How to implement a custom distributed sampler

mk6 · May 11, 2022, 3:18am

Hi,

I’m working on sequence data and would like to group sequences of similar lengths into batches. Here is an example implementation (source)

"""
To group the texts with similar length together, like introduced in the legacy BucketIterator class,
first of all, we randomly create multiple "pools", and each of them has a size of batch_size * 100.
Then, we sort the samples within the individual pool by length. 
This idea can be implemented succintly through batch_sampler argument of PyTorch Dataloader. 
batch_sampler accepts 'Sampler' or Iterable object that yields indices of next batch. 
In the code below, we implemented a generator that yields batch of indices for which the corresponding batch of data is of similar length.
"""
import random

train_iter = IMDB(split='train')
train_list = list(train_iter)
batch_size = 8  # A batch size of 8

def batch_sampler():
    indices = [( i, len(tokenizer(s[1])) ) for i, s in enumerate(train_list)]
    random.shuffle(indices)
    pooled_indices = []
    # create pool of indices with similar lengths 
    for i in range(0, len(indices), batch_size * 100):
        pooled_indices.extend(sorted(indices[i:i + batch_size * 100], key=lambda x: x[1]))

    pooled_indices = [x[0] for x in pooled_indices]

    # yield indices for current batch
    for i in range(0, len(pooled_indices), batch_size):
        yield pooled_indices[i:i + batch_size]

bucket_dataloader = DataLoader(train_list, batch_sampler=batch_sampler(),
                               collate_fn=collate_batch)

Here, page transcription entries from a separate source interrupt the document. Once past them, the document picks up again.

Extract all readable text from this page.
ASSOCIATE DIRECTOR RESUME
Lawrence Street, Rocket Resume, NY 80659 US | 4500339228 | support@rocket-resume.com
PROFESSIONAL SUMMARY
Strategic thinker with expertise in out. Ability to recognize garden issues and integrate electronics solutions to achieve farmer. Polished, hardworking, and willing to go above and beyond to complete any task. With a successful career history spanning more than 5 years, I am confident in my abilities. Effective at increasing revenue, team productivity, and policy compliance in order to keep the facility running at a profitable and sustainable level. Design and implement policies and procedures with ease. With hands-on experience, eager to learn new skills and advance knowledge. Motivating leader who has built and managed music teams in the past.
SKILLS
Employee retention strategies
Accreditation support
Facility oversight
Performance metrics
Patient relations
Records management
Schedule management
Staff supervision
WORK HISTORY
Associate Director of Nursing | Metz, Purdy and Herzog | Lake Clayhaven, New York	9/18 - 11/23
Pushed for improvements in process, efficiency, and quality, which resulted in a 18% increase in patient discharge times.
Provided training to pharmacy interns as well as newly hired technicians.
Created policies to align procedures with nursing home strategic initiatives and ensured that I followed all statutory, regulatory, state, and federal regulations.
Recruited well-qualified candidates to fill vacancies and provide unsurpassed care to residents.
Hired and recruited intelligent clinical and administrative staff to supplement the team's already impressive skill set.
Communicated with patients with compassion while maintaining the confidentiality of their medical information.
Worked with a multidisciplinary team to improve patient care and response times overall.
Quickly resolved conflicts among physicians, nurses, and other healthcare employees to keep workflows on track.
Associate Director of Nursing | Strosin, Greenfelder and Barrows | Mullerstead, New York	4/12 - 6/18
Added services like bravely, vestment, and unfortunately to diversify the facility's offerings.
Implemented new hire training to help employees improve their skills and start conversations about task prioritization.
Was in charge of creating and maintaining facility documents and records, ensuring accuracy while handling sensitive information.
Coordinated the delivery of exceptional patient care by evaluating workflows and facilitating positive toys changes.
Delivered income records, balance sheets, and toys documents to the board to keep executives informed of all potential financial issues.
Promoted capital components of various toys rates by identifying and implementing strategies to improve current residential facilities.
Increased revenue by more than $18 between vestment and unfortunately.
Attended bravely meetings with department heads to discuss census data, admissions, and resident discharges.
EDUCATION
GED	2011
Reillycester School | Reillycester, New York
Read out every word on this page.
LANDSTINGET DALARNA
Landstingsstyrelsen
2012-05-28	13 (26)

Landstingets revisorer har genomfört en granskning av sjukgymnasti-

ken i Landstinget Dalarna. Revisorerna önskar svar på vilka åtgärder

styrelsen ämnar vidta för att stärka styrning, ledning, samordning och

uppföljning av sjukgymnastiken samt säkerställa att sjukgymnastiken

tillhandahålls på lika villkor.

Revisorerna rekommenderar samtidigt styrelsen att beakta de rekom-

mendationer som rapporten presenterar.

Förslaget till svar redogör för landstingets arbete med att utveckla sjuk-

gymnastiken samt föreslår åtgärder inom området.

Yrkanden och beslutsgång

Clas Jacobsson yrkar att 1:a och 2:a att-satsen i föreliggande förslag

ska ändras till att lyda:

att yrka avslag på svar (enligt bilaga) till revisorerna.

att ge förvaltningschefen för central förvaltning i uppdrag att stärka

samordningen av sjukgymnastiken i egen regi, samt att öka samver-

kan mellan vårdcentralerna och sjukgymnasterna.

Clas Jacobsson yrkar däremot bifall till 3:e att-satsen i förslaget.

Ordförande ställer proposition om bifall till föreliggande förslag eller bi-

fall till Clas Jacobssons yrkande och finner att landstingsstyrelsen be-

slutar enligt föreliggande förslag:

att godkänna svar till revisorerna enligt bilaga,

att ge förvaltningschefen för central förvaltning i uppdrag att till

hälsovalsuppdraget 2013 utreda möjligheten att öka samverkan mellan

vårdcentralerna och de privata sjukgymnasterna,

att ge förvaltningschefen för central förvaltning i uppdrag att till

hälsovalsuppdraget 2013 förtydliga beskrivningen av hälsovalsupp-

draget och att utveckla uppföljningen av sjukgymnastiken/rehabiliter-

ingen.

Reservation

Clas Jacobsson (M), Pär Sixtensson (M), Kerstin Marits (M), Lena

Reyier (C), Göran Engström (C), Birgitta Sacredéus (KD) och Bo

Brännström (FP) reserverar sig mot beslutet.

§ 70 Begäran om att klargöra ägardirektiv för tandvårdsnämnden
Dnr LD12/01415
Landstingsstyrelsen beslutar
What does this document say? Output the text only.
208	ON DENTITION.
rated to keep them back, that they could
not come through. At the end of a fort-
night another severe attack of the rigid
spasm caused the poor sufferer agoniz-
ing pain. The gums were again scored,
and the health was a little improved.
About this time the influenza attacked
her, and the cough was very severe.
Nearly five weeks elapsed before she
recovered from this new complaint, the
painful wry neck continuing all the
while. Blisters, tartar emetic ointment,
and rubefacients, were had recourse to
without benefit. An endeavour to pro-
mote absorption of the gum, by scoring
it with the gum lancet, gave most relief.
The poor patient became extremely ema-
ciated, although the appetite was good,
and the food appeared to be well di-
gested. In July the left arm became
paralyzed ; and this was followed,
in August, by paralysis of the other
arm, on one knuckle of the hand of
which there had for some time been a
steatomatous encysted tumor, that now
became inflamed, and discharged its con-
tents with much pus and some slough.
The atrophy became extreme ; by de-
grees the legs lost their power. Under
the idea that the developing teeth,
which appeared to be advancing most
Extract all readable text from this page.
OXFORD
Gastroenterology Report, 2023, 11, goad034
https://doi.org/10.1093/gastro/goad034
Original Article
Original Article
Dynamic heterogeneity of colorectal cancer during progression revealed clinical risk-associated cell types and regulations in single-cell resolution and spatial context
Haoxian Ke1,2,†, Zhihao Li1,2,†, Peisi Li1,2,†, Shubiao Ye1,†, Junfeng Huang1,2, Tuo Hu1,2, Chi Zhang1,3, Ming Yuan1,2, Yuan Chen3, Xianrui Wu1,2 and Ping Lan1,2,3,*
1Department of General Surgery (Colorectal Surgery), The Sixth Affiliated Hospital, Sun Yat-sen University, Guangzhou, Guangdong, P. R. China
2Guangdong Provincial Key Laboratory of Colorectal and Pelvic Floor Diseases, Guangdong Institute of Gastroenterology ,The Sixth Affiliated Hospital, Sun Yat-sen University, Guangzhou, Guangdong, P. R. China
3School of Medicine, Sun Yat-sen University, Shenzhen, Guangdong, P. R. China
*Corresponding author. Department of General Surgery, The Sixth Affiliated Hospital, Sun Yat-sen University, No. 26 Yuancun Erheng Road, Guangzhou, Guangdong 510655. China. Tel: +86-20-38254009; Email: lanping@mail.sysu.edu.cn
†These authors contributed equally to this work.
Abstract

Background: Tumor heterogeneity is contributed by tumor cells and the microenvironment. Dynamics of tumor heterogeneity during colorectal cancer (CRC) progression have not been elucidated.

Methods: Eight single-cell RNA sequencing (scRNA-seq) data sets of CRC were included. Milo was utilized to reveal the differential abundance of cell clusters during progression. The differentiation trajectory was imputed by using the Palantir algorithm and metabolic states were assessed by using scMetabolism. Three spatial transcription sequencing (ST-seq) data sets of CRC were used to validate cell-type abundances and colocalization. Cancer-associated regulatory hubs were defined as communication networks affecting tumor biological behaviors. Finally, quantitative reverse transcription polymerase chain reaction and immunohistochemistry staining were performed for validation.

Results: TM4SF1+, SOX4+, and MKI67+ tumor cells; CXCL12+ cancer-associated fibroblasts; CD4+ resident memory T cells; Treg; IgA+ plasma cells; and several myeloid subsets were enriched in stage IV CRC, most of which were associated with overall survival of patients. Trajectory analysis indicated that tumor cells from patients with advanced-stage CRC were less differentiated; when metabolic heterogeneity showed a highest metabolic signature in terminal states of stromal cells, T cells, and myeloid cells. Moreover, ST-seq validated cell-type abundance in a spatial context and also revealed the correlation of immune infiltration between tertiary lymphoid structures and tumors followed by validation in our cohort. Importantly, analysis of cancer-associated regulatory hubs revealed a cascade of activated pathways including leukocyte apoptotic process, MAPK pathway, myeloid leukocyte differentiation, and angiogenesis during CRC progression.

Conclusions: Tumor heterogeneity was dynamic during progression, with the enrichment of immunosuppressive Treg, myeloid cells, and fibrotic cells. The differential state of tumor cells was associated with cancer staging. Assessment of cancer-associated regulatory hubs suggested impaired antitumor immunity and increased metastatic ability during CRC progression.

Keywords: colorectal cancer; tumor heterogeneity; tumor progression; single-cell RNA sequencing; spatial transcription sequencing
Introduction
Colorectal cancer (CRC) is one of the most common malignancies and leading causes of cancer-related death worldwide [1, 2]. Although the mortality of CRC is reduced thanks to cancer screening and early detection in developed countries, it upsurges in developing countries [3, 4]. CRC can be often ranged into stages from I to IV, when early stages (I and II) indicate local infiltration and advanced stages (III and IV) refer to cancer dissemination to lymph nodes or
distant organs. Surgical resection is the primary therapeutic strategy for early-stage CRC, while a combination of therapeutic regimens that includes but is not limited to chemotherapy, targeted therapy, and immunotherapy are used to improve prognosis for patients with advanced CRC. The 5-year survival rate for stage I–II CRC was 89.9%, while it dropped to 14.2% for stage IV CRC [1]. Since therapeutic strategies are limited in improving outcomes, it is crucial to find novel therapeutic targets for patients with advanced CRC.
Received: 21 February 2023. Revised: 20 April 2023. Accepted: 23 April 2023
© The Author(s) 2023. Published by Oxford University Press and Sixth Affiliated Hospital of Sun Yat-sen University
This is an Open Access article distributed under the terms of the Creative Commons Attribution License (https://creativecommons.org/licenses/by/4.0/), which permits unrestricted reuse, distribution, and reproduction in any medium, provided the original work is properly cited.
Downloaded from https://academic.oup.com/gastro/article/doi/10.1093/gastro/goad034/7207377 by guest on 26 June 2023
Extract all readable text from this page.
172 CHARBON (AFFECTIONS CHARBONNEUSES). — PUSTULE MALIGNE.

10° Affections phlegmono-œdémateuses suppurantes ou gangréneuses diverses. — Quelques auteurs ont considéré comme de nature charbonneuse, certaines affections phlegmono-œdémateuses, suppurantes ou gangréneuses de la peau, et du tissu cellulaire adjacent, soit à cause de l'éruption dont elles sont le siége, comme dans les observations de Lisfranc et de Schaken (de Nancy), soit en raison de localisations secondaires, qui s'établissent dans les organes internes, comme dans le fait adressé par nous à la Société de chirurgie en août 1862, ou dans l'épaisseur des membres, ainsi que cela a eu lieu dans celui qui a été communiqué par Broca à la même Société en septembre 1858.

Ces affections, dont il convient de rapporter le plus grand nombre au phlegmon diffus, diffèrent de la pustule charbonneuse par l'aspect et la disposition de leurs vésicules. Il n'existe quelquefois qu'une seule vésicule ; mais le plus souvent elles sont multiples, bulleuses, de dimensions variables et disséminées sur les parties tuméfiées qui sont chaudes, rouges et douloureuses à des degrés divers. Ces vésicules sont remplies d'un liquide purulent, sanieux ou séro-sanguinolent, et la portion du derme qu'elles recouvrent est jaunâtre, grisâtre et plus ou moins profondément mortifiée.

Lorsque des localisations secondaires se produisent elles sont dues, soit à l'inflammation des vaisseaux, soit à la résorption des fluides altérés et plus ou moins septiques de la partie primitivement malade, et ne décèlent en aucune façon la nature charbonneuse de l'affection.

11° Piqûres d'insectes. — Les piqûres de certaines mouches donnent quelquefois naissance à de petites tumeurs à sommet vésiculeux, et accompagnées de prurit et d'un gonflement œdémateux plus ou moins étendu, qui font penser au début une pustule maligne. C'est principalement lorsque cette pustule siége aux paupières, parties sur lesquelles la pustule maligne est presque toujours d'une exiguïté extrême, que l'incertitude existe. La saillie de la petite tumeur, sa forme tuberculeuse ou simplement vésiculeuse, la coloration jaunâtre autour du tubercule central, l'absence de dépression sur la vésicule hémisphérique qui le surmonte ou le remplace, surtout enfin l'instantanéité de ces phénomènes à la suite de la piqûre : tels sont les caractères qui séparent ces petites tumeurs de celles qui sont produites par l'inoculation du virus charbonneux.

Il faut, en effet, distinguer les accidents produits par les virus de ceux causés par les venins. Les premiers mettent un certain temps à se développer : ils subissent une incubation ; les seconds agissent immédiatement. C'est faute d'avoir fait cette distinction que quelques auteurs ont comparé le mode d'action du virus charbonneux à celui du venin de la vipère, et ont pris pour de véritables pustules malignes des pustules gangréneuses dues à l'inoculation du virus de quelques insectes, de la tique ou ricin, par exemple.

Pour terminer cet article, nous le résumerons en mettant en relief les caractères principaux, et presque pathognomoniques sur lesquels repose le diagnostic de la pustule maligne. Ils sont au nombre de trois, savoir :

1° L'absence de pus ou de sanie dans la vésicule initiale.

I’m wondering what should I do to adapt it to a distributed one.

Thanks

Matias_Vasquez · May 11, 2022, 6:52am

What you can do is create a class that inherits from DistributedSampler and modify it so that it behaves to what you need.

from torch.utils.data.distributed import DistributedSampler

class MyDistributedBatchSampler(DistributedSampler):
    def __init__(self, dataset: Dataset, num_replicas: Optional[int] = None,
                 rank: Optional[int] = None, shuffle: bool = True,
                 seed: int = 0, drop_last: bool = False) -> None:
        super().__init__(self, dataset, num_replicas, rank, shuffle,
                         seed, drop_last)
        
        # Initialize your stuff

    def __iter__(self) -> Iterator[List[int]]:
        # Here you need to look how DistributedSampler implements __iter__
        # https://pytorch.org/docs/stable/_modules/torch/utils/data/distributed.html#DistributedSampler
        # Then you can modify it to serve your purposes

    # If len stays the same you can leave it out, else you can also modify it
    #def __len__(self):
        #return self.num_samples

mk6 · May 12, 2022, 4:30am

Hi Matias,

Thanks for help.
I just found I shouldn’t implement my own Sampler since I’m dealing with Iterable datasets, as suggested in the doc here.

Ryan_Wang · July 31, 2025, 9:45pm

just adding on top of that. I recently realized that we have to derive from DistributedSampler here, rather than normal sampler, or data sharding will happen 2 times in the mutl-gpu training.